Préface de Chawki Abdelamir
Directeur général de l’Institut du monde arabe
Dans la poésie, la langue se résume sans se réduire.
C’est donc dans la poésie que réside la force pour contenir l’immensité de l’existence humaine. Et ceci est pour une raison : Bachelar nous dit que la poésie est une interrogation donc une verticalité ; contrairement au récit qui est horizontal, il va d’un événement à l’autre, comme dans un train.
Ce phénomène traduit la difficulté qu’engendre le rapport avec la poésie pour le grand public, car cette verticalité n’est pas offerte à tout un chacun ; elle demande une interrogation de la durée qui a tendance à épouser le récit plutôt, puisqu’il suit horizontalement les événements.
Ce phénomène explique en même temps la facilité pour le grand public à communiquer avec les récits dans tous ses genres : roman, nouvelle et histoire.
La question poétique est donc une question d’interrogation de l’être et du monde. Le poète nous interpelle, le romancier nous relate. La poésie de ce fait est intemporelle, et son rapport avec le temps comme une demeure dans une unité compacte. Le passé avec le présent et le futur ne font qu’un temps unique soudé dans la poésie, et dans la poésie seulement.
Pour la langue arabe, la question poétique va plus loin encore, elle est née avec son existence et continue à la porter au monde comme la langue la plus poétique. Ceci s’explique par le fait qu’elle a donné son âme, à travers tous les âges, à sa poésie qui est devenue à la fois foetus et mère pour elle.
La pérennité de la langue arabe aussi s’explique par sa poésie, sa dimension sacrée revient à la poésie, et sa grammaire obéit d’abord à la poésie.
A l’époque, avant l’avènement de l’Islam, la poésie était accrochée au plafond de la Kaaba, à la Mecque, au même titre que les idoles (Al Muallaqât).

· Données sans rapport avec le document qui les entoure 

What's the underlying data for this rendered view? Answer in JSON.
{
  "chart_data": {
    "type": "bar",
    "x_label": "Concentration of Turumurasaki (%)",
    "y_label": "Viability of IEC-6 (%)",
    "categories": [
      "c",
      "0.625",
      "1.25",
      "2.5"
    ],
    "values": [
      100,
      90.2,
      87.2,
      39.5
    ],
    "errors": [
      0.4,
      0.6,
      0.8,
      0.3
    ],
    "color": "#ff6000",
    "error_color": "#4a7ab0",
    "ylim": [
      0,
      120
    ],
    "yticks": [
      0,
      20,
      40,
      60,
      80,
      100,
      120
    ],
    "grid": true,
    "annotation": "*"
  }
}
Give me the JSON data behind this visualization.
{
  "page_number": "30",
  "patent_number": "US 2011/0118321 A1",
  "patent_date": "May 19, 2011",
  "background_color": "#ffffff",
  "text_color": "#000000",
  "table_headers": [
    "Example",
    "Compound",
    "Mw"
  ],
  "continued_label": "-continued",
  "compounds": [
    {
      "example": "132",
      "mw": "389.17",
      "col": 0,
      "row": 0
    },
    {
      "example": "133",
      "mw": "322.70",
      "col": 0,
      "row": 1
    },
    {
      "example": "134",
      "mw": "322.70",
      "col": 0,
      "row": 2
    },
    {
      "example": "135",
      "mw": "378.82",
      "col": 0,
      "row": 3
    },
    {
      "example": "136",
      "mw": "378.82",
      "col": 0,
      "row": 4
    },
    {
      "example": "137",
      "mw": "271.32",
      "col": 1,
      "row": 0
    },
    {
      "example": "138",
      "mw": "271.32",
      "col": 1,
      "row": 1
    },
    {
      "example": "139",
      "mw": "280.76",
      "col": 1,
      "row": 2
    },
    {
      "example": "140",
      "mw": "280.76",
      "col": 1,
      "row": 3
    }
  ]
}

L’Islam n’a fait que confirmer cette vocation sacrée, car le Coran est écrit en langue plutôt poétique. Le sacré dans le monde a survécu donc dans l’ombre de la langue.
C’est pourquoi l’Institut du monde arabe, en célébrant le Printemps de la poésie, ne fait que répandre le trait le plus profond de l’âme du monde arabe. Les poètes qui ont lu ce soir-là ont confirmé par leur talent cette vocation arabe qui rayonne depuis vingt siècles.